It kinda does but perhaps not entirely. The increment will always end up in the right place afterwards but internally if you expect it to be +1 in the same thread you’ll sometimes be wrong
No, this is absolutely not true at all. Calling this function from multiple threads is undefined behaviour in C++ (unless synchronized using some other mechanism), you get NO guarantees what so ever on program behaviour.
Best case scenario is that the loads and stores are interleaved, which leads to multiple threads returning the same value when calling counter(), which will guarantee crashes elsewhere in the program (the purpose of functions like these is to produce UNIQUE values, after all). But it's undefined behaviour in any case, it's just unacceptable to put in a C/C++ code base.
I'm the author of the article. How many comments are you going to write about how my usage is bad citing multi-threads when I said multi threading is out of scope? And how do you not understand this would be a how-to use thread locals correctly when you are dealing with multiple threads.

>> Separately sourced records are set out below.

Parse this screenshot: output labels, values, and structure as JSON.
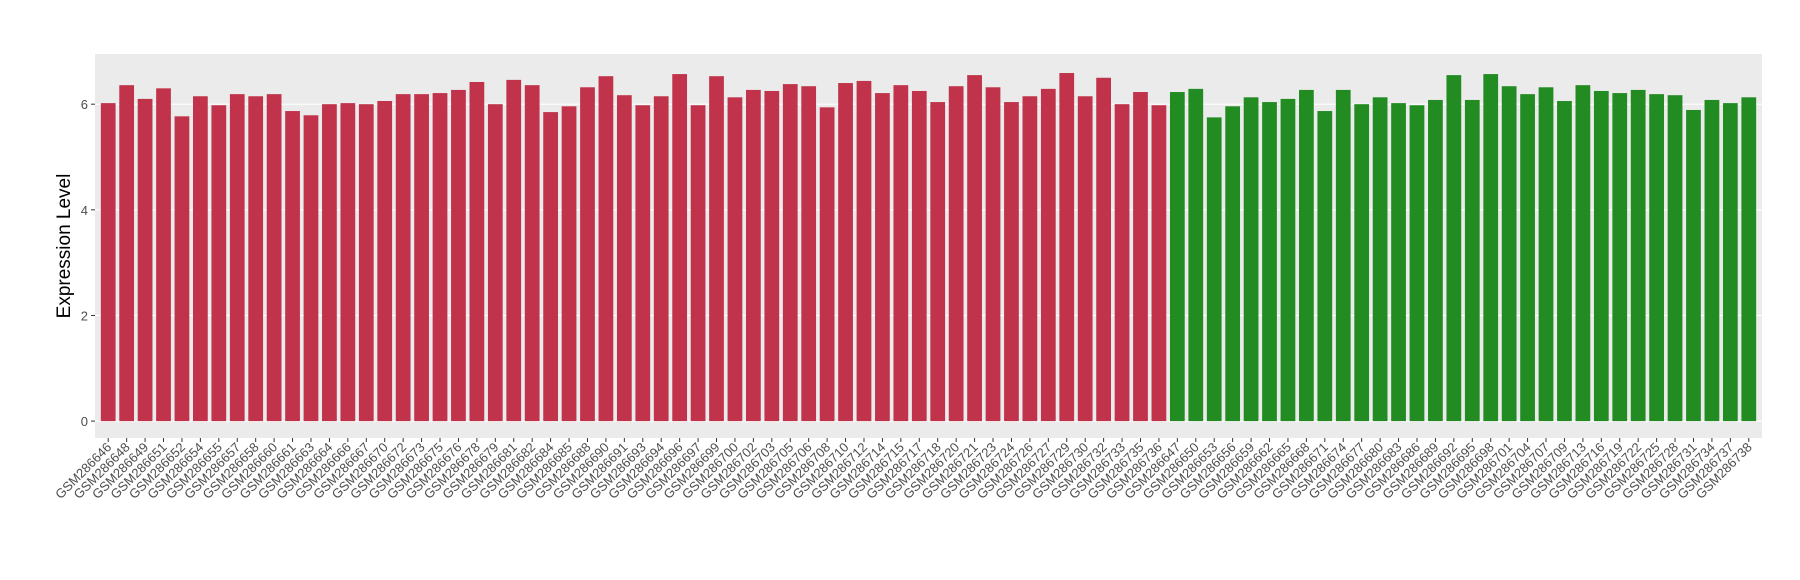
{
  "chart_data": {
    "type": "bar",
    "y_label": "Expression Level",
    "categories": [
      "GSM286646",
      "GSM286648",
      "GSM286649",
      "GSM286651",
      "GSM286652",
      "GSM286654",
      "GSM286655",
      "GSM286657",
      "GSM286658",
      "GSM286660",
      "GSM286661",
      "GSM286663",
      "GSM286664",
      "GSM286666",
      "GSM286667",
      "GSM286670",
      "GSM286672",
      "GSM286673",
      "GSM286675",
      "GSM286676",
      "GSM286678",
      "GSM286679",
      "GSM286681",
      "GSM286682",
      "GSM286684",
      "GSM286685",
      "GSM286688",
      "GSM286690",
      "GSM286691",
      "GSM286693",
      "GSM286694",
      "GSM286696",
      "GSM286697",
      "GSM286699",
      "GSM286700",
      "GSM286702",
      "GSM286703",
      "GSM286705",
      "GSM286706",
      "GSM286708",
      "GSM286710",
      "GSM286712",
      "GSM286714",
      "GSM286715",
      "GSM286717",
      "GSM286718",
      "GSM286720",
      "GSM286721",
      "GSM286723",
      "GSM286724",
      "GSM286726",
      "GSM286727",
      "GSM286729",
      "GSM286730",
      "GSM286732",
      "GSM286733",
      "GSM286735",
      "GSM286736",
      "GSM286647",
      "GSM286650",
      "GSM286653",
      "GSM286656",
      "GSM286659",
      "GSM286662",
      "GSM286665",
      "GSM286668",
      "GSM286671",
      "GSM286674",
      "GSM286677",
      "GSM286680",
      "GSM286683",
      "GSM286686",
      "GSM286689",
      "GSM286692",
      "GSM286695",
      "GSM286698",
      "GSM286701",
      "GSM286704",
      "GSM286707",
      "GSM286709",
      "GSM286713",
      "GSM286716",
      "GSM286719",
      "GSM286722",
      "GSM286725",
      "GSM286728",
      "GSM286731",
      "GSM286734",
      "GSM286737",
      "GSM286738"
    ],
    "series": [
      {
        "color": "#c0334a",
        "values": [
          6.02,
          6.36,
          6.1,
          6.3,
          5.77,
          6.15,
          5.98,
          6.19,
          6.15,
          6.19,
          5.87,
          5.79,
          6.0,
          6.02,
          6.0,
          6.06,
          6.19,
          6.19,
          6.21,
          6.27,
          6.42,
          6.0,
          6.46,
          6.36,
          5.85,
          5.96,
          6.32,
          6.53,
          6.17,
          5.98,
          6.15,
          6.57,
          5.98,
          6.53,
          6.13,
          6.27,
          6.25,
          6.38,
          6.34,
          5.94,
          6.4,
          6.44,
          6.21,
          6.36,
          6.25,
          6.04,
          6.34,
          6.55,
          6.32,
          6.04,
          6.15,
          6.29,
          6.59,
          6.15,
          6.5,
          6.0,
          6.23,
          5.98,
          null,
          null,
          null,
          null,
          null,
          null,
          null,
          null,
          null,
          null,
          null,
          null,
          null,
          null,
          null,
          null,
          null,
          null,
          null,
          null,
          null,
          null,
          null,
          null,
          null,
          null,
          null,
          null,
          null,
          null,
          null,
          null
        ]
      },
      {
        "color": "#228b22",
        "values": [
          null,
          null,
          null,
          null,
          null,
          null,
          null,
          null,
          null,
          null,
          null,
          null,
          null,
          null,
          null,
          null,
          null,
          null,
          null,
          null,
          null,
          null,
          null,
          null,
          null,
          null,
          null,
          null,
          null,
          null,
          null,
          null,
          null,
          null,
          null,
          null,
          null,
          null,
          null,
          null,
          null,
          null,
          null,
          null,
          null,
          null,
          null,
          null,
          null,
          null,
          null,
          null,
          null,
          null,
          null,
          null,
          null,
          null,
          6.23,
          6.29,
          5.75,
          5.96,
          6.13,
          6.04,
          6.1,
          6.27,
          5.87,
          6.27,
          6.0,
          6.13,
          6.02,
          5.98,
          6.08,
          6.55,
          6.08,
          6.57,
          6.34,
          6.19,
          6.32,
          6.06,
          6.36,
          6.25,
          6.21,
          6.27,
          6.19,
          6.17,
          5.89,
          6.08,
          6.02,
          6.13
        ]
      }
    ],
    "ylim": [
      -0.32,
      6.95
    ],
    "yticks": [
      0,
      2,
      4,
      6
    ],
    "grid": true
  }
}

I'm sorry you feel offended, but you did write an article online with a deliberately provocative title. If you do that, you need to be able to deal with criticism. And not considering concurrency when mutating globals in C/C++ is not acceptable (never mind good) practice. You can say "threads are out of scope" till your blue in the face, but if you write an article with the thesis "globals are good, actually", you have to be able to deal with people saying "they're dangerous because of thread safety". That is a legitimate criticism of your thesis. In addition, my other criticisms of your code (overflow and properly scoping statics) have nothing to do with concurrency.
Has anyone told you to never use atomics? Have you not heard lockless programming is hard? (I saw this recently https://wiki.libsdl.org/SDL2/CategoryAtomic,) Have you written multi-threaded programs? I written two large ones. The fact you're suggesting non-experts use atomic is insanity. As well as criticizing 'overflow' in an article showing minimum easy to understand code to be read by people using completely different languages
Best case scenario is that the loads and stores are interleaved, which leads to multiple threads returning the same value when calling counter(), which will guarantee crashes elsewhere in the program (the purpose of functions like these is to produce UNIQUE values, after all). But it's undefined behaviour in any case, it's just unacceptable to put in a C/C++ code base.